Heute würde man das wohl cool nennen, hatte er grinsend eingeflochten. Jedem Jungen würden auch heute noch sämtliche weichen und weiblich erscheinenden Regungen ausgetrieben. Er solle ja weder weibisch sein noch schwul. Und das alles habe durchaus einen guten Grund und seinen Sinn, wenn man auch darüber streiten könne. Mitgefühl, Liebe, Trauer, Angst und all diese Gefühle würden aus Männern, so fürchte man wohl, Weichlinge machen.

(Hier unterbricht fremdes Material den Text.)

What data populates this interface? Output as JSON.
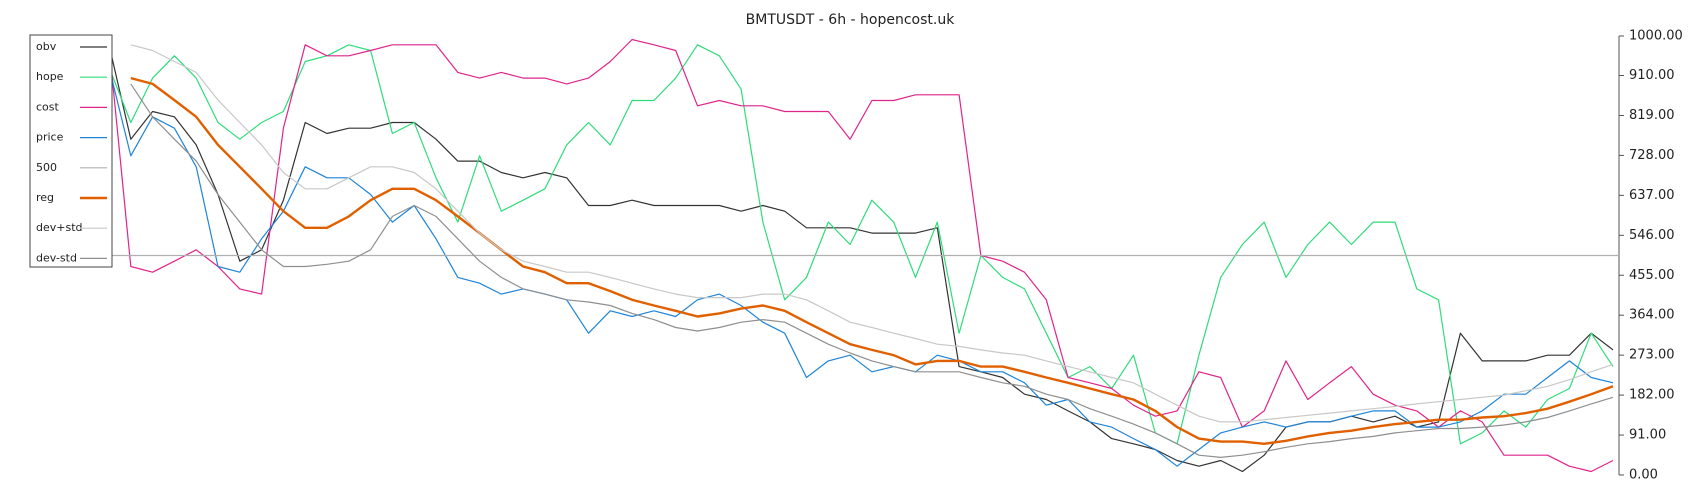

Und die würden dann in dieser Welt untergehen.
Zur Illustration hatte er zwei drastische, aber einleuchtende Beispiele angeführt: War ein Mann auf der Jagd und hätte plötzlich Mitleid mit einem gejagten Tier bekommen, hätte er es womöglich nicht töten können – und seine Familie, seine Sippe oder sein Stamm hätte Hunger gelitten. Oder wollte er Frau und Kinder vor Feinden verteidigen, wäre jedes Zögern aus Mitgefühl, jedes Nachdenken im Sinne allgemeiner Menschenliebe möglicherweise für ihn selbst und seine Familie tödlich gewesen. Er musste einfach skrupellos und ohne zu zögern seine Feinde töten können! Und er musste ohne lange Überlegungen oder weichherzige Gefühle bereit sein, notfalls für seine Familie zu sterben. Hätte er, aus irgendwelchen rührseligen Gefühlsregungen heraus, auch nur den Bruchteil einer Sekunde gezögert, hätte vermutlich der andere seine winzige Chance eiskalt genutzt und sofort selbst zugeschlagen.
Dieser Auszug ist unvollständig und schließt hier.